CURE Dataset: Ladder Networks for Audio Event Classification

Harishchandra Dubey; Dimitra Emmanouilidou; Ivan Tashev

CURE Dataset: Ladder Networks for Audio Event Classification

Harishchandra Dubey ,
Dimitra Emmanouilidou ,
Ivan Tashev

2019 IEEE Pacific Rim Conference on Communications, Computers and Signal Processing (PacRim) | August 2019

Published by IEEE

Download BibTex

Audio event classiﬁcation is an important task for several applications such as surveillance, audio, video and multimedia retrieval etc. There are approximately 340 million people with hearing loss who can’t perceive events happening around them. This paper establishes the CURE dataset which contains curated set of speciﬁc audio events most relevant for people with hearing loss. It is formatted as 5 sec sound recordings derived from the Freesound project. We propose a ladder network based audio event classiﬁer. We adopted the state-of-the-art convolutional neural network (CNN) embeddings as audio features for this task. We start with signal and feature normalization that aims to reduce the mismatch between different recordings scenarios. Initially, a CNN is trained on weakly labeled Audioset data. Next, the pre-trained model is adopted as feature extractor for proposed CURE corpus. We also explore the performance of extreme learning machine (ELM) and use support vector machine (SVM) as baseline classiﬁer. As a second evaluation set we incorporate ESC-50. Results and discussions validate the superiority of Ladder network over ELM and SVM classiﬁer in terms of robustness and increased classiﬁcation accuracy.

The deep CNN architecture in the vanilla transfer learning pipeline. Audio embeddings were extracted from layer FC1 of the network, trained on out-domain data. Layers CC1…CC5 are double convolutional layers and C6 is a single convolutional layer. FC1 layer includes batch normalization and ReLu activation while FC2 has sigmoid activation. The global pooling layer averages segment-level embeddings to utterance-level. The soft-max layer outputs a node per labeled class.

Illustration of a two-layer LadderNet, where x and x^ are input and reconstructed embeddings, y is the output label, and y~ the output of the noisy encoder, injected by Gaussian noise N (0, σ^2). Decoder paths are characterized by denoising functions g(.)and denoising costs Cd(.) at each layer.
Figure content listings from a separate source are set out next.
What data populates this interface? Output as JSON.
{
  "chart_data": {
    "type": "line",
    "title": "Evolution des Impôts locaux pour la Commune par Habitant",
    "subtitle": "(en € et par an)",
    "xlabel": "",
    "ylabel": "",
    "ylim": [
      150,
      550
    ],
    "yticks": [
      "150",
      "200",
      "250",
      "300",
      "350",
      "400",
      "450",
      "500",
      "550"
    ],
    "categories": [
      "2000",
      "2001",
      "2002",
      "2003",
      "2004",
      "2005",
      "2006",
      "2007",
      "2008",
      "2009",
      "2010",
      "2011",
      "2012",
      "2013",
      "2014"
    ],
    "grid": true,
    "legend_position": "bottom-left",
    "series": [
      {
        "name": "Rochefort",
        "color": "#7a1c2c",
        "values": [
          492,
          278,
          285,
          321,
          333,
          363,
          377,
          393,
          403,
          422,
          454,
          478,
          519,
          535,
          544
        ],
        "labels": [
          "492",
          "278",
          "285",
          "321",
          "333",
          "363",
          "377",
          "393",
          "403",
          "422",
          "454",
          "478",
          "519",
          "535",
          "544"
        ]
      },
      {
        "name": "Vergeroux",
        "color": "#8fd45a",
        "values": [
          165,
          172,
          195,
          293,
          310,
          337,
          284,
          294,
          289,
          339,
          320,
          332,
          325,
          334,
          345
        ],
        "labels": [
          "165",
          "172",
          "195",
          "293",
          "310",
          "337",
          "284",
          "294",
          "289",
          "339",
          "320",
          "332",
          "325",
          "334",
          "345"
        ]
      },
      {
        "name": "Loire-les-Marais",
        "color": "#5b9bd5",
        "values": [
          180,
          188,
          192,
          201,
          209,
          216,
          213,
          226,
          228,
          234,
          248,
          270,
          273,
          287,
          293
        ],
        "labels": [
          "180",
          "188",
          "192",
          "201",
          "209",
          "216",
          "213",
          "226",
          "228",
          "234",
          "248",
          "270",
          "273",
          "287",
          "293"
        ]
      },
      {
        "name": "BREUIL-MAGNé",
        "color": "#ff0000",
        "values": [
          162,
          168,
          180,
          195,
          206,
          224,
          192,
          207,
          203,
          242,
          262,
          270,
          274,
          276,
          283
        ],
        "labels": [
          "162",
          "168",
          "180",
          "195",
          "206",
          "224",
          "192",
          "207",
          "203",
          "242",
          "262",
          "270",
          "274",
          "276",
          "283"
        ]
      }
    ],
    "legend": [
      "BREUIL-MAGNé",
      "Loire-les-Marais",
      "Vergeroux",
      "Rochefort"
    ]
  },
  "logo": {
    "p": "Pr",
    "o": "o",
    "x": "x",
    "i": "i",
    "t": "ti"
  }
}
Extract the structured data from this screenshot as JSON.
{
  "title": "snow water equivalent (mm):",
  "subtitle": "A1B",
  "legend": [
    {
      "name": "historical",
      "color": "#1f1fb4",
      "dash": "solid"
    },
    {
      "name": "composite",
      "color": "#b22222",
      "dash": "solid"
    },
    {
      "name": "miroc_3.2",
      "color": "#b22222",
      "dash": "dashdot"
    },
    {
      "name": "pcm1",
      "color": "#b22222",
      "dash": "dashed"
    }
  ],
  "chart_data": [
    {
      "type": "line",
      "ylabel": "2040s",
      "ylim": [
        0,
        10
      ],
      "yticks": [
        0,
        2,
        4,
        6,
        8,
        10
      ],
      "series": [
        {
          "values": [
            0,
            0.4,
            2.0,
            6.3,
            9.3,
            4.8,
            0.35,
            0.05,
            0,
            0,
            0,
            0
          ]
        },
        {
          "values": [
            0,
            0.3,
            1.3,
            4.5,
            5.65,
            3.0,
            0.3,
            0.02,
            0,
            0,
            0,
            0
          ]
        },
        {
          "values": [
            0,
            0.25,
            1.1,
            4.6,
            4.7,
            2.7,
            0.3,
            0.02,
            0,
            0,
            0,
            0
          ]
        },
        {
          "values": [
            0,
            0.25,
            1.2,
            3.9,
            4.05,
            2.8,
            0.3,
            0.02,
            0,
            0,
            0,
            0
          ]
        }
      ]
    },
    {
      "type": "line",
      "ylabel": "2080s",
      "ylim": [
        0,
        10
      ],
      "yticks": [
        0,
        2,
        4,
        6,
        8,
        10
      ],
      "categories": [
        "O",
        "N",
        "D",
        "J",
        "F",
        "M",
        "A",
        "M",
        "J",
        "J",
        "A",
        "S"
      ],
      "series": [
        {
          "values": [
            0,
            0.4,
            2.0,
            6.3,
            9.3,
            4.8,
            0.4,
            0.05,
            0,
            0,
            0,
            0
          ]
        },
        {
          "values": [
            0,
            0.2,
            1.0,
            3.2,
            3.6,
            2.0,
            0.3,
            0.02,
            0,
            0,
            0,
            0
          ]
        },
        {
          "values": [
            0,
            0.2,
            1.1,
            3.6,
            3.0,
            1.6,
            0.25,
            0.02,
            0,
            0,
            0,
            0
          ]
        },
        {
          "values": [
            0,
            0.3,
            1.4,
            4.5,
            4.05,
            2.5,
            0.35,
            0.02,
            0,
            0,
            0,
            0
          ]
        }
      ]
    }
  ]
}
Effect of feature-based normalization on weighted classification accuracy on ESC-50 and proposed SEDSET audio data. Notice the robustness of LadderNet and SVM models against feature normalization, while underlying that SVM performance varied highly during parameter optimization. In the left panel, ELM appears poor in learning the representation without proper normalization of the input data, while LadderNet is slightly affected by it potentially by mismatches between train and test data.